Avec tout autant de douceur que de précaution, Donnie reprend les rênes après avoir libérer ses mains. Et de l'habitude minutieuse de celui qui sait manipuler, sans jamais briser tout ce qui est minuscule et fragile, il essuie les traces de sang, jetant les gazes souillées et leurs emballages de papiers, au fur et à mesure qu'il s'en sert. Les deux paupières closes et sans bouger, du moins tant qu'il lui est possible de le faire, Nina ne bronche pas, s'en remettant pleinement à ses bons soins comme tant d'autre fois auparavant.

« Comment as-tu fait ton compte ? Entend-t-elle son petit frère lui demander, avant de la prévenir tout autant : Ça va être froid.

- J'ai pris la tranche de la table de chevet, en tombant du lit. »

Elle n'ajoute pas qu'un cauchemar violent est à l'origine de cet état de fait, ne sursautant pas plus au contact de ce qu'elle devine être une solution antiseptique sur sa plaie, mais en frémit davantage, prenant encore plus sur elle pour rester immobile.

« Le moins que l'on puisse dire, c'est que tu n'y es pas allé de main morte. »

Esquissant un sourire qu'elle regrette après coup, cette dernière préfère hausser les épaules, maudissant son aversion du sang qui l'a obligé à aller quérir une nouvelle fois Donatello. C'est assez ironique pour quelqu'un qui, toutefois pour des raisons différentes, s'est fait tatouer après s'être scarifiée.
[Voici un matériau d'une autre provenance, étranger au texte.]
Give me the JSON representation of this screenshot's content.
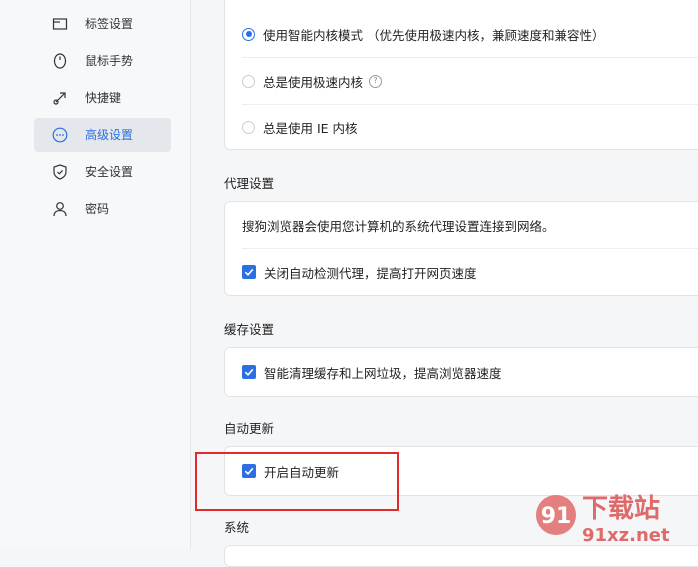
{
  "sidebar": {
    "items": [
      {
        "label": "标签设置",
        "icon": "tab-icon"
      },
      {
        "label": "鼠标手势",
        "icon": "mouse-icon"
      },
      {
        "label": "快捷键",
        "icon": "shortcut-arrow-icon"
      },
      {
        "label": "高级设置",
        "icon": "more-circle-icon",
        "active": true
      },
      {
        "label": "安全设置",
        "icon": "shield-icon"
      },
      {
        "label": "密码",
        "icon": "user-icon"
      }
    ]
  },
  "kernel": {
    "options": [
      {
        "label": "使用智能内核模式 （优先使用极速内核，兼顾速度和兼容性）",
        "selected": true
      },
      {
        "label": "总是使用极速内核",
        "selected": false,
        "help": "?"
      },
      {
        "label": "总是使用 IE 内核",
        "selected": false
      }
    ]
  },
  "proxy": {
    "title": "代理设置",
    "description": "搜狗浏览器会使用您计算机的系统代理设置连接到网络。",
    "option": {
      "label": "关闭自动检测代理，提高打开网页速度",
      "checked": true
    }
  },
  "cache": {
    "title": "缓存设置",
    "option": {
      "label": "智能清理缓存和上网垃圾，提高浏览器速度",
      "checked": true
    }
  },
  "update": {
    "title": "自动更新",
    "option": {
      "label": "开启自动更新",
      "checked": true
    }
  },
  "system": {
    "title": "系统"
  },
  "watermark": {
    "brand": "下载站",
    "logo_text": "91",
    "site": "91xz.net"
  },
  "colors": {
    "accent": "#2b6fe2",
    "highlight": "#e22a2a",
    "watermark": "#e06a6a"
  }
}
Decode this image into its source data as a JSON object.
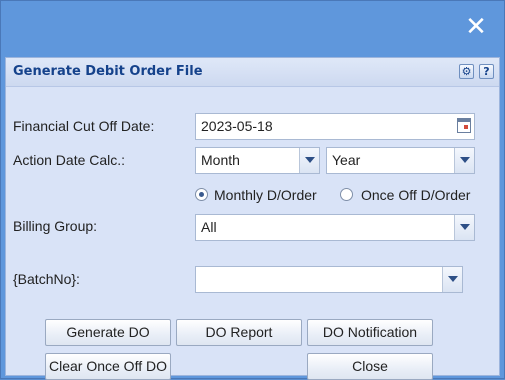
{
  "window": {
    "close_icon": "close-icon"
  },
  "dialog": {
    "title": "Generate Debit Order File",
    "tools": {
      "gear_icon": "gear-icon",
      "help_label": "?"
    }
  },
  "form": {
    "financial_cut_off_date": {
      "label": "Financial Cut Off Date:",
      "value": "2023-05-18",
      "icon": "calendar-icon"
    },
    "action_date_calc": {
      "label": "Action Date Calc.:",
      "period_value": "Month",
      "type_value": "Year"
    },
    "debit_order_type": {
      "options": [
        {
          "label": "Monthly D/Order",
          "checked": true
        },
        {
          "label": "Once Off D/Order",
          "checked": false
        }
      ]
    },
    "billing_group": {
      "label": "Billing Group:",
      "value": "All"
    },
    "batch_no": {
      "label": "{BatchNo}:",
      "value": ""
    }
  },
  "buttons": {
    "generate_do": "Generate DO",
    "do_report": "DO Report",
    "do_notification": "DO Notification",
    "clear_once_off_do": "Clear Once Off DO",
    "close": "Close"
  },
  "colors": {
    "window_bg": "#5f97dc",
    "panel_bg": "#d9e3f7",
    "title_text": "#15428b"
  }
}
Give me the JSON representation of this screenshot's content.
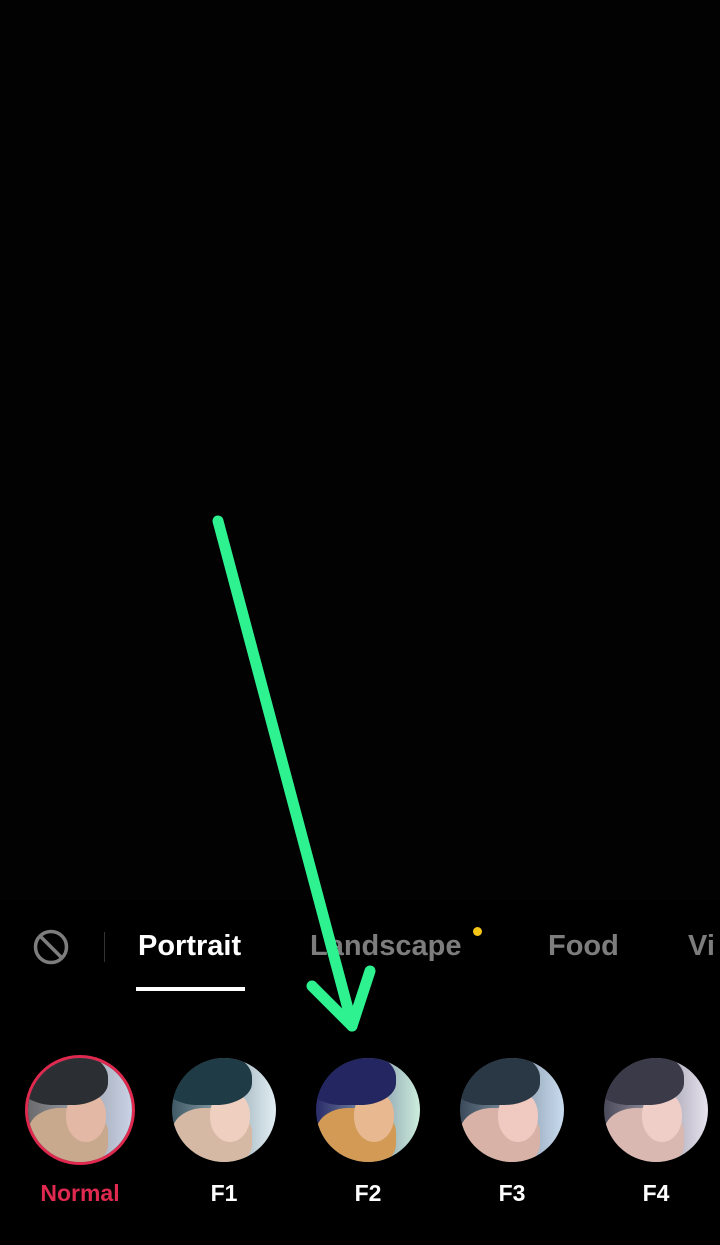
{
  "colors": {
    "accent": "#e0294f",
    "annotation": "#2ef28f",
    "new_dot": "#f5c518",
    "inactive_tab": "#7d7d7d"
  },
  "tabs": {
    "none_icon": "prohibited-icon",
    "items": [
      {
        "label": "Portrait",
        "active": true
      },
      {
        "label": "Landscape",
        "active": false,
        "new_indicator": true
      },
      {
        "label": "Food",
        "active": false
      },
      {
        "label": "Vi",
        "active": false
      }
    ]
  },
  "filters": [
    {
      "label": "Normal",
      "selected": true
    },
    {
      "label": "F1",
      "selected": false
    },
    {
      "label": "F2",
      "selected": false
    },
    {
      "label": "F3",
      "selected": false
    },
    {
      "label": "F4",
      "selected": false
    }
  ]
}
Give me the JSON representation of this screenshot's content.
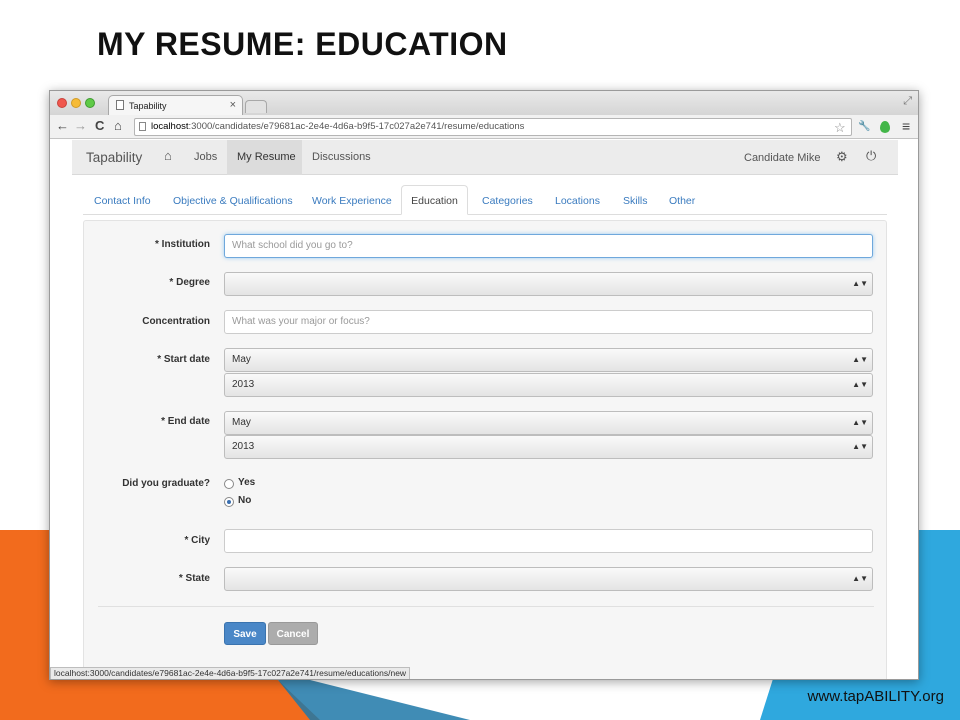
{
  "slide": {
    "title": "MY RESUME: EDUCATION",
    "footer_url": "www.tapABILITY.org",
    "colors": {
      "orange": "#f26b1d",
      "blue": "#2fa8de"
    }
  },
  "browser": {
    "tab_title": "Tapability",
    "tab_close": "×",
    "url_host": "localhost",
    "url_rest": ":3000/candidates/e79681ac-2e4e-4d6a-b9f5-17c027a2e741/resume/educations",
    "status_url": "localhost:3000/candidates/e79681ac-2e4e-4d6a-b9f5-17c027a2e741/resume/educations/new",
    "icons": {
      "back": "←",
      "forward": "→",
      "reload": "C",
      "home": "⌂",
      "star": "☆",
      "wrench": "🔧",
      "menu": "≡"
    }
  },
  "nav": {
    "brand": "Tapability",
    "items": [
      "Jobs",
      "My Resume",
      "Discussions"
    ],
    "active": "My Resume",
    "user": "Candidate Mike",
    "icons": {
      "home": "⌂",
      "gear": "⚙",
      "power": "⏻"
    }
  },
  "tabs": {
    "items": [
      "Contact Info",
      "Objective & Qualifications",
      "Work Experience",
      "Education",
      "Categories",
      "Locations",
      "Skills",
      "Other"
    ],
    "active": "Education"
  },
  "form": {
    "institution": {
      "label": "* Institution",
      "placeholder": "What school did you go to?"
    },
    "degree": {
      "label": "* Degree",
      "value": ""
    },
    "concentration": {
      "label": "Concentration",
      "placeholder": "What was your major or focus?"
    },
    "start_date": {
      "label": "* Start date",
      "month": "May",
      "year": "2013"
    },
    "end_date": {
      "label": "* End date",
      "month": "May",
      "year": "2013"
    },
    "graduated": {
      "label": "Did you graduate?",
      "options": [
        "Yes",
        "No"
      ],
      "selected": "No"
    },
    "city": {
      "label": "* City",
      "value": ""
    },
    "state": {
      "label": "* State",
      "value": ""
    },
    "select_arrows": "▲▼",
    "save": "Save",
    "cancel": "Cancel"
  }
}
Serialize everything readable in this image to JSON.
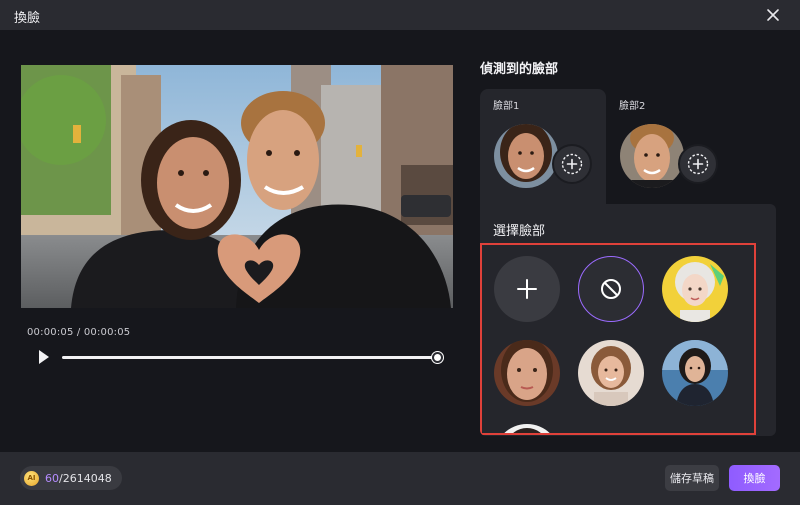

Surtout que sachant que ces deux procédés amènent généralement – et toujours dans le cas du deuxième - des plaies à saigner.

Elle n'en ait pas encore tombé dans les pommes, mais n'a jamais tenté le Diable non plus pour en être certaine à cent pour cent.

La dernière fois qu'il s'est occupé de soigner sa main, qu'elle s'était une énième fois coupé en faisant la cuisine, le génie avait même avancé l'hypothèse qu'elle pouvait avoir inconsciemment associé le sang à un degré de danger élevé, tel un amalgame involontaire.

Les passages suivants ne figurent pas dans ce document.